PARA TODA A EQUIPE

De vídeos sobre o funcionamento da escola à recepção no portão: como acolher famílias e alunos no retorno

Confira sugestões de educadores que já voltaram a atuar presencialmente para construir uma relação de confiança com os estudantes e seus familiares

Ilustração digital simulando pintura manual de pais levando o filho para a escola.
Ilustração: Julia Coppa/NOVA ESCOLA

O retorno das crianças às escolas é algo muito esperado e, ao mesmo tempo, delicado para os familiares dos estudantes. Após meses de ensino remoto, algumas instituições de ensino já iniciaram seu processo de reabertura, permitindo que parte dos alunos voltasse às atividades presenciais, mas não sem antes fazer mudanças necessárias para o cumprimento dos protocolos sanitários definidos por toda a rede de ensino. 

Todas as alterações têm exigido da gestão escolar e dos professores a realização de reuniões e avaliações para fazer com que a retomada traga segurança para todas as partes. Outra parte do trabalho da escola é mostrar tanto para os pais quanto para os alunos que, naquele espaço, as crianças são bem-vindas e acolhidas nas suas necessidades.

Para que os pais saibam disso tudo, é preciso que a escola realize uma comunicação ativa, eficiente e transparente com eles, explicando tudo que envolve os protocolos e como será o dia a dia dos estudantes dentro daquele espaço.

Acolhimento dos pais com vídeos e textos sobre o retorno

Na EMEF Professora Adolfina J.M. Diefenthäler, em Novo Hamburgo (RS), onde Joice Lamb é a coordenadora pedagógica, foram produzidos vídeos simulando todas as situações que fariam parte do cotidiano das crianças. Um dos vídeos simula a chegada da criança na escola, mostrando que ela deveria entrar sem os pais e responsáveis e seguir os sinais desenhados no chão que as levaria à sua sala de aula (confira abaixo). Outro explica sobre os protocolos de higiene que deveriam ser seguidos a partir do momento em que o estudante entra na escola. Um terceiro mostra o que a criança precisava trazer na mochila: máscara extra, garrafinha de água e objetos de uso pessoal que não seriam compartilhados.

Confira os vídeos que a escola produziu:

Na EM Leonor Chaim Cury, em Birigui (SP), onde Catiucia Lacerda Masson dá aula para duas turmas do Fundamental 1, a escola também optou por divulgar vídeos para os familiares, mostrando como a escola vinha se preparando para receber as crianças, bem como apresentando orientações sobre como as crianças seriam recebidas, os horários de entrada que deveriam ser respeitados para evitar aglomeração na porta da escola e os itens a serem levados pelos alunos em suas mochilas.
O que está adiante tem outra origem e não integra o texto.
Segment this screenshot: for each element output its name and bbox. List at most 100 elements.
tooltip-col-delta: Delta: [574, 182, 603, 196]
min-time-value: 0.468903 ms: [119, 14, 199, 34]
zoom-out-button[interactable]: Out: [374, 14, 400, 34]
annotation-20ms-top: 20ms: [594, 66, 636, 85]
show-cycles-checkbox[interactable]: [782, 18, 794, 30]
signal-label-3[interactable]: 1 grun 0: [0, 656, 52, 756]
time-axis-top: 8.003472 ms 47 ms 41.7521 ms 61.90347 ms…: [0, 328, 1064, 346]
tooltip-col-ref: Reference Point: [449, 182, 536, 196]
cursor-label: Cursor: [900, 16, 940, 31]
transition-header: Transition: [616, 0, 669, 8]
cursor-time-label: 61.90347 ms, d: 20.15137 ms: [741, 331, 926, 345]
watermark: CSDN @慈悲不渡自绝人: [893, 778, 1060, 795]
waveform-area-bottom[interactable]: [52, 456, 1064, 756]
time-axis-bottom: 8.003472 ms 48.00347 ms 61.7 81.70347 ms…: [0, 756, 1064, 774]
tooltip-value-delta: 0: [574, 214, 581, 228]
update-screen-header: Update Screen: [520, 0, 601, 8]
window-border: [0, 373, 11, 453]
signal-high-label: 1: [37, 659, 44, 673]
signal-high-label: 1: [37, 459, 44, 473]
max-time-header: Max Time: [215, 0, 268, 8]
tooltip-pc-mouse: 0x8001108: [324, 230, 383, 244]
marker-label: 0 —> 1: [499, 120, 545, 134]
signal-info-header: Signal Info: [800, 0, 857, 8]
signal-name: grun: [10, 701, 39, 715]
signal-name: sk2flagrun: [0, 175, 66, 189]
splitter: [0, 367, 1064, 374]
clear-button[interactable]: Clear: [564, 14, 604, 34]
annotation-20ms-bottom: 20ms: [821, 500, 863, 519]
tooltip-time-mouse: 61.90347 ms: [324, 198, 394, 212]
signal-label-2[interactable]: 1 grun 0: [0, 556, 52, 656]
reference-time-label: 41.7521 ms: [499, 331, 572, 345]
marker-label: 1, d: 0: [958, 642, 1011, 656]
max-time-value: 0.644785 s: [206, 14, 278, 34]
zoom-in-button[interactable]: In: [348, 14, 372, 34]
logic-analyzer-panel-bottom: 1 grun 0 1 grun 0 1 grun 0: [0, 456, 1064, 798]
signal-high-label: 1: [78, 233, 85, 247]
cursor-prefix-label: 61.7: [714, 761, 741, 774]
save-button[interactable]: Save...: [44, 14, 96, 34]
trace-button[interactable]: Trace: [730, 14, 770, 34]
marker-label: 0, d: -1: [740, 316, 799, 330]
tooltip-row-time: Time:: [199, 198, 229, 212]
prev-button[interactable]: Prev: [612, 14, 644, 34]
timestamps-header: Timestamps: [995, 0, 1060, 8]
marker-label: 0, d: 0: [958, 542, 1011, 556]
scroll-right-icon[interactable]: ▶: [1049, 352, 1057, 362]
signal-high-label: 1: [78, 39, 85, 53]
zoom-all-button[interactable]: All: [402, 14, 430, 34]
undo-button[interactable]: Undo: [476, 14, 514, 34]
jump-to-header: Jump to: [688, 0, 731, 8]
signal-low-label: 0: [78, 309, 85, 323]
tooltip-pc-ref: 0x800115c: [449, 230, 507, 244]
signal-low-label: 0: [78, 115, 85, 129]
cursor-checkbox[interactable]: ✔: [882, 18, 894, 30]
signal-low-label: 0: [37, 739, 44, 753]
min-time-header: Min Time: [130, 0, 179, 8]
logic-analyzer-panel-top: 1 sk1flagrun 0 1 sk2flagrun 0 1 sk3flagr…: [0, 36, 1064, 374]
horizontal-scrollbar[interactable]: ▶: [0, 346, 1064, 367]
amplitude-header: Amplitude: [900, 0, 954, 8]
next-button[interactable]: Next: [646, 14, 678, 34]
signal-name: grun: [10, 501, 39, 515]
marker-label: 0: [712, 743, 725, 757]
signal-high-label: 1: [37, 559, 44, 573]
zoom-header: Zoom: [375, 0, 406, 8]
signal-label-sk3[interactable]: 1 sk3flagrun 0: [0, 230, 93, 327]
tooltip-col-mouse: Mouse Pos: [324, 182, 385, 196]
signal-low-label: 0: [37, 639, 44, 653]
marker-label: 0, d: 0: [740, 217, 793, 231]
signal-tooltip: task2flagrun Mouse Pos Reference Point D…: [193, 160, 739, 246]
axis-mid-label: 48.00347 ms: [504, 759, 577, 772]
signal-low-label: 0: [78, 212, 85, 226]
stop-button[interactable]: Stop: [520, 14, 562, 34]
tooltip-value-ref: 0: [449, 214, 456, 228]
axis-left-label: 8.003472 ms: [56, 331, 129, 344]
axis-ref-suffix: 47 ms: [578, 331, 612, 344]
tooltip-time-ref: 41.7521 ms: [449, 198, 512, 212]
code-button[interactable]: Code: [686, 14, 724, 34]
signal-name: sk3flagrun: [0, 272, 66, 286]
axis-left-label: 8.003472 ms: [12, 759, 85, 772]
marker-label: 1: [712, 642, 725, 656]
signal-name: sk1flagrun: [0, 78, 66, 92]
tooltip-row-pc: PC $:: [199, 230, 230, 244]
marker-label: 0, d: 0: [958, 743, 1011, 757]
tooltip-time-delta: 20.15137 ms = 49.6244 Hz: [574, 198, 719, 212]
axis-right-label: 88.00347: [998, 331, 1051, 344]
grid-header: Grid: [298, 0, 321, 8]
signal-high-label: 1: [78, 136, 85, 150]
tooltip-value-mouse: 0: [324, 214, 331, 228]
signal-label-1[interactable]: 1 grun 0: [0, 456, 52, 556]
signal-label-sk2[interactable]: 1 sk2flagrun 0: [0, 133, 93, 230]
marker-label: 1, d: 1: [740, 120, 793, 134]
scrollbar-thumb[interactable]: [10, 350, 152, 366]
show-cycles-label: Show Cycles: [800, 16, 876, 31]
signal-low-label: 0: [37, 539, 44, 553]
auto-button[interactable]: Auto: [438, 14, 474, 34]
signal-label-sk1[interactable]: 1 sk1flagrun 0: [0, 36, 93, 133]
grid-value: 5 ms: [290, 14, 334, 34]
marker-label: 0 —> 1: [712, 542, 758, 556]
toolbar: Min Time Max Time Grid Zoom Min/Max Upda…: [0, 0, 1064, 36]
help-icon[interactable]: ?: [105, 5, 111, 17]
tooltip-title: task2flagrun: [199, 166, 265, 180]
“O responsável precisa entender e precisa saber exatamente o que está acontecendo. Eu, como mãe, me senti segura quando a escola me chamou para dizer que iriam voltar para o presencial e explicar como iria acontecer esse retorno”, comenta Renata Capovilla, formadora de professores e mãe de duas crianças. No caso das escolas dos seus filhos, Renata recebeu as informações detalhadas em um texto que indicava o passo a passo desse retorno e que transmitia todo o carinho da escola pelos alunos. “Isso faz com que os pais fiquem muito mais tranquilos.”

Acolhimento dos alunos desde o portão da escola

Em relação à recepção dos alunos, Renata acredita que dizer a verdade é sempre o melhor caminho. “O aluno gosta de lidar com a verdade. Então, quando você senta com eles em uma roda respeitando o distanciamento   e explica que estão voltando, mas que ainda é necessário tomar uma série de cuidados, pronto, você estabeleceu com eles uma troca de respeito e de importância, mostrando que você, professor, pode contar com eles, e eles com você.”
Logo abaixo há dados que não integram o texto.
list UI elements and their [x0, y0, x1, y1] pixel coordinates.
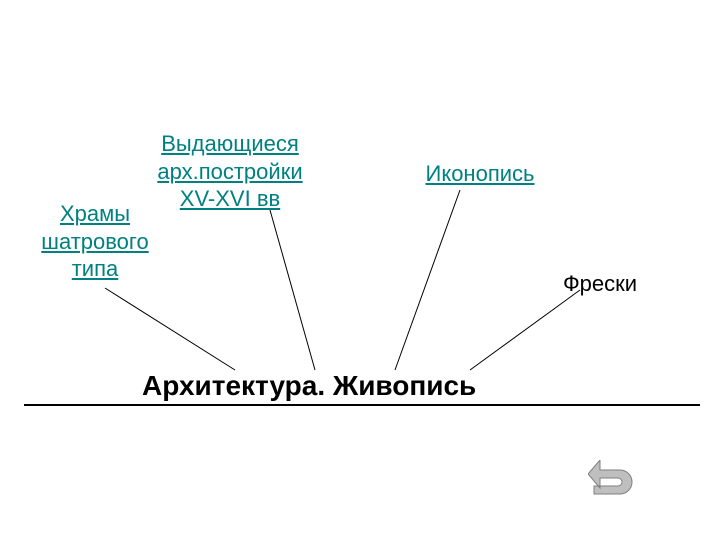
- page-title: Архитектура. Живопись: [142, 370, 476, 402]
- diagram-stage: Храмы шатрового типа Выдающиеся арх.пост…: [0, 0, 720, 540]
- return-icon[interactable]: [588, 460, 634, 496]
- connector-temples: [105, 288, 235, 370]
- connector-buildings: [270, 210, 315, 370]
- label-frescoes: Фрески: [540, 270, 660, 298]
- connector-icons: [395, 190, 460, 370]
- link-icons[interactable]: Иконопись: [410, 160, 550, 188]
- link-buildings[interactable]: Выдающиеся арх.постройки XV-XVI вв: [140, 130, 320, 213]
- connector-frescoes: [470, 290, 580, 370]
Em meio a tantas mudanças para se adaptar aos protocolos, coisas boas podem surgir. A partir da necessidade de receber as crianças no portão da escola para aferir a temperatura, conta Joice, foi adotado um novo formato de recepcionar os alunos, que antes entravam na escola e iam direto para suas salas. “As crianças acabam sendo recepcionadas com uma equipe que dá bom dia no portão da escola e isso foi algo que enriqueceu, que acrescentou no cotidiano”, explica. “Se alguém está mais choroso quando chega, temos alguém para acolhê-lo antes de entrar na sala de aula.”

A consultora educacional Sonia Guaraldo destaca que gestos como esses fazem toda a diferença na hora do retorno à escola. “As crianças precisam sentir que as pessoas querem que elas estejam ali no lugar onde estão. A escola precisa mostrar para a criança que elas são desejadas, que são queridas e que serão apoiadas naquele espaço e no seu desenvolvimento”, reflete.